How much work done by friction when a box w/apparent mass...?

[jmm5180]

Homework Statement

How much work is done by friction when a box with an apparent mass of 325kg moves horizontally across a floor with coefficient of friction of .33 and is pulled at 59.9 degree angle for 2.60 m? What is the force that is pulling the box?

Homework Equations

W=Fdcos@ (@= theta)
Fnet=ma

The Attempt at a Solution

I searched for what apparent mass was, but what I found seemed to do with volume and water displacement, which aren't related to this problem. Instead I tried solving the second question first because I needed Normal force to solve the work done by friction.

For my free body diagram, I had force applied (Fa) in the y direction upwards on the y-axis along with normal force. Along the negative y-axis I had weight. Force of friction (Ff) was along the negative x axis, and force applied in the x direction was on the positive x axis.

In the x direction...
Ff=Facos@ (since no acceleration)
uN = FaCos@

In the y direction...
Fasin@ + N = W (again since no acceleration)
N= mg - FaSin@

So plugging in,,,
u(mg-Fasin@) = FaCos@

Solving for Fa I got...
umg-uFasin@ = Facos@
Fa= umg/(usin@ + cos@)
Fa= (.33*325 kg*9.8)/(.33sin59.9+cos59.9)
Getting that the force applied = 1335.50 N, but this is not correct.
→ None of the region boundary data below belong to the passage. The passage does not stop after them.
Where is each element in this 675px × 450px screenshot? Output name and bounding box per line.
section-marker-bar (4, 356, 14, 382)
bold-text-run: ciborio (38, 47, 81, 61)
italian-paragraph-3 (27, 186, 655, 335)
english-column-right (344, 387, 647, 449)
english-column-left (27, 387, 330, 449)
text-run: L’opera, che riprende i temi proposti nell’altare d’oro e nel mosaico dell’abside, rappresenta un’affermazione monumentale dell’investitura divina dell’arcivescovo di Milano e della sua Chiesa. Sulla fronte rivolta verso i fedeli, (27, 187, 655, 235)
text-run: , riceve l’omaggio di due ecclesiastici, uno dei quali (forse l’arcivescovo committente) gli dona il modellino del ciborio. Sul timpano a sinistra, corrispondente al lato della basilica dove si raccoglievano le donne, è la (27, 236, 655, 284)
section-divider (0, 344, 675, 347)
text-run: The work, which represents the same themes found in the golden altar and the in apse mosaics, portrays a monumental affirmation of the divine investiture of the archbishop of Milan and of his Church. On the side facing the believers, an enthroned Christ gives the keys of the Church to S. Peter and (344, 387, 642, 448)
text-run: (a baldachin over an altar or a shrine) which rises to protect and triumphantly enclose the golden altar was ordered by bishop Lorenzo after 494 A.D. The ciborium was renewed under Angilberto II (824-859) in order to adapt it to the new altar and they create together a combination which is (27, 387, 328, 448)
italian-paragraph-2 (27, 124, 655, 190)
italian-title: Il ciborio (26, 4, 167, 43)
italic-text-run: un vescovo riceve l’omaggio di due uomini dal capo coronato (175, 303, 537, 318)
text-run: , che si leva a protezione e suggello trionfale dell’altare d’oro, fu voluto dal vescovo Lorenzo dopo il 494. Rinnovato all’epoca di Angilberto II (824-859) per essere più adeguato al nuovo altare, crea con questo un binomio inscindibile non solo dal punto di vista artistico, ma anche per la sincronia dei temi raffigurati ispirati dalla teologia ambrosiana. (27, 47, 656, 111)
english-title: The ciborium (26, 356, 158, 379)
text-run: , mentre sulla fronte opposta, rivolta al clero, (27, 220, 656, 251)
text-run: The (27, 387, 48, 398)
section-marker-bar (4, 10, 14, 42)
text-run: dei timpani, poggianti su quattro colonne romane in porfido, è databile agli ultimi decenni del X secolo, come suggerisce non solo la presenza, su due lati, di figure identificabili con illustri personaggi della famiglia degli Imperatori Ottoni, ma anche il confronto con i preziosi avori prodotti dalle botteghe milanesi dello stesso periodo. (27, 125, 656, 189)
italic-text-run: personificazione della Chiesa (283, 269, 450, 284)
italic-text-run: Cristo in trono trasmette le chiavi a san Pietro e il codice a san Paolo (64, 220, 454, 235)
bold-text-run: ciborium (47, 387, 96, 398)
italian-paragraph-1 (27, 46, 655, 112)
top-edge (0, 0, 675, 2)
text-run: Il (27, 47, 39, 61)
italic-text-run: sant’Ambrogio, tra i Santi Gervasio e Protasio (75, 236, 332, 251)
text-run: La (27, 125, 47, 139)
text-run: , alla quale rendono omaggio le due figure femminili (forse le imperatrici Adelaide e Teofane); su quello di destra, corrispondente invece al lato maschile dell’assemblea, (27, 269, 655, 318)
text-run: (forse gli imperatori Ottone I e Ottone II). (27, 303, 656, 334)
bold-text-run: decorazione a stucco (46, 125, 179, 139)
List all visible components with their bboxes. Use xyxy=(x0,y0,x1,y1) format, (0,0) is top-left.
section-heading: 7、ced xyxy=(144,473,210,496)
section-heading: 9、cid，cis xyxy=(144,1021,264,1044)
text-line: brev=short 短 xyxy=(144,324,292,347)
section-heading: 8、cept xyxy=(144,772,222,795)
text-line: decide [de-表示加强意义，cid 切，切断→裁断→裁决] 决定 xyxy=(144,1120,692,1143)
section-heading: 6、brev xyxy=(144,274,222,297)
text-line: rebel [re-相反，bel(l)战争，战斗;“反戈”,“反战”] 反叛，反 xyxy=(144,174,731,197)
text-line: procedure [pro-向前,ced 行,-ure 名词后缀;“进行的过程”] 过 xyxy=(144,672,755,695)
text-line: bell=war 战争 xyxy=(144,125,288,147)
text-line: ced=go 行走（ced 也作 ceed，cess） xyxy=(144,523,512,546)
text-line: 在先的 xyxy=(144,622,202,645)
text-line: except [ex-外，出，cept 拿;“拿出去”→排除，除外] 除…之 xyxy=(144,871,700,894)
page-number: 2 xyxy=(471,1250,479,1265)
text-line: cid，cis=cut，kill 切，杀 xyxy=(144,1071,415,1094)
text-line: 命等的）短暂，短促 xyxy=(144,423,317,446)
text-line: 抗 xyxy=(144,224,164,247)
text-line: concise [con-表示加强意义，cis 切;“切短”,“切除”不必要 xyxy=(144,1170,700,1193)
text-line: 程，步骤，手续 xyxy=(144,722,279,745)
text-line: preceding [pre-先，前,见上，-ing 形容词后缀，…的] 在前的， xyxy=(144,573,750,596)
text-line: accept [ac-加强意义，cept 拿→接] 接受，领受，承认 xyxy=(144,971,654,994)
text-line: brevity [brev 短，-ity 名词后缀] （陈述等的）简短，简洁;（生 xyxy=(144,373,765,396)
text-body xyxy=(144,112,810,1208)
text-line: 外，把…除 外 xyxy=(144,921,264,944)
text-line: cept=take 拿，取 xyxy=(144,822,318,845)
Any help would be appreciated, thanks in advance.

 

[TomHart]

I found this on a Google search:
In physics, apparent weight is a property of objects that corresponds to how heavy an object is. The apparent weight of an object will differ from the weight of an object whenever the force of gravity acting on the object is not balanced by an equal but opposite normal force.

 

[anlon]

If you assume $apparent \ weight = mg - N$ do you see a way to proceed?

 

[jmm5180]

If you assume $apparent \ weight = mg - N$ do you see a way to proceed?

Yes, thank you!

 

[Bharat999]

Try taking the apparent weight = N.